Unerschüttert hielt Kate seinen Blicken stand.»Da haben Sie recht, Sir Lucius. Anscheinend haben Sie ihn sehr nötig.»
Broughton runzelte die Stirn, zuckte aber dann lässig die Achseln.»Das war ein gutes Wortgefecht, Ma'am. «Und wieder zu Bolitho gewandt:»Folgendes habe ich vor.»
Kein Wort, kein Zeichen von Schreck oder Zorn über Draffens Tod.
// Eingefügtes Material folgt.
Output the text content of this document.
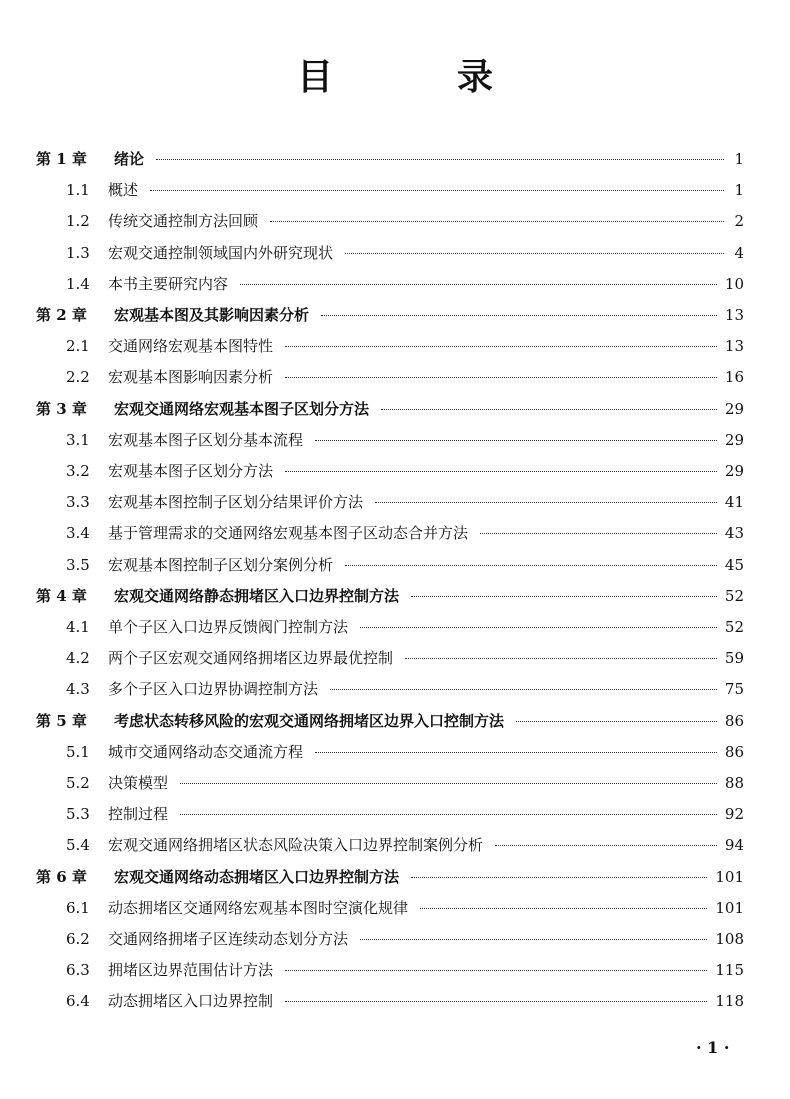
目　录
第 1 章	绪论	1
1.1	概述	1
1.2	传统交通控制方法回顾	2
1.3	宏观交通控制领域国内外研究现状	4
1.4	本书主要研究内容	10
第 2 章	宏观基本图及其影响因素分析	13
2.1	交通网络宏观基本图特性	13
2.2	宏观基本图影响因素分析	16
第 3 章	宏观交通网络宏观基本图子区划分方法	29
3.1	宏观基本图子区划分基本流程	29
3.2	宏观基本图子区划分方法	29
3.3	宏观基本图控制子区划分结果评价方法	41
3.4	基于管理需求的交通网络宏观基本图子区动态合并方法	43
3.5	宏观基本图控制子区划分案例分析	45
第 4 章	宏观交通网络静态拥堵区入口边界控制方法	52
4.1	单个子区入口边界反馈阀门控制方法	52
4.2	两个子区宏观交通网络拥堵区边界最优控制	59
4.3	多个子区入口边界协调控制方法	75
第 5 章	考虑状态转移风险的宏观交通网络拥堵区边界入口控制方法	86
5.1	城市交通网络动态交通流方程	86
5.2	决策模型	88
5.3	控制过程	92
5.4	宏观交通网络拥堵区状态风险决策入口边界控制案例分析	94
第 6 章	宏观交通网络动态拥堵区入口边界控制方法	101
6.1	动态拥堵区交通网络宏观基本图时空演化规律	101
6.2	交通网络拥堵子区连续动态划分方法	108
6.3	拥堵区边界范围估计方法	115
6.4	动态拥堵区入口边界控制	118
· 1 ·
Typisch für Broughton, daß er den Mann bereits abgeschrieben hatte. Eine Erinnerung, nichts weiter. Später, in England, würde sie sich nicht mehr so leicht verdrängen lassen.
«Es ist ziemlich sicher, daß die Franzosen versuchen werden, uns von hier zu vertreiben. «Sir Lucius hielt inne, als erwarte er einen Einwand.»Daß ich sie gesichtet und dann dank Rattrays Dummheit mit dem Signal wieder verloren habe, macht mich geneigter, Ihre seinerzeitige Ansicht über Djafou zu akzeptieren. Sie haben Giffard einen sehr guten Bericht hinterlassen, ehe Sie sich in diesen überflüssigen Privatkrieg gegen die Piraten stürzten. Wirklich, Bolitho — «, er seufzte — ,»Sie müssen sich endlich damit abfinden, daß Sie über diese leichtsinnigen Heldentaten hinaus sind!»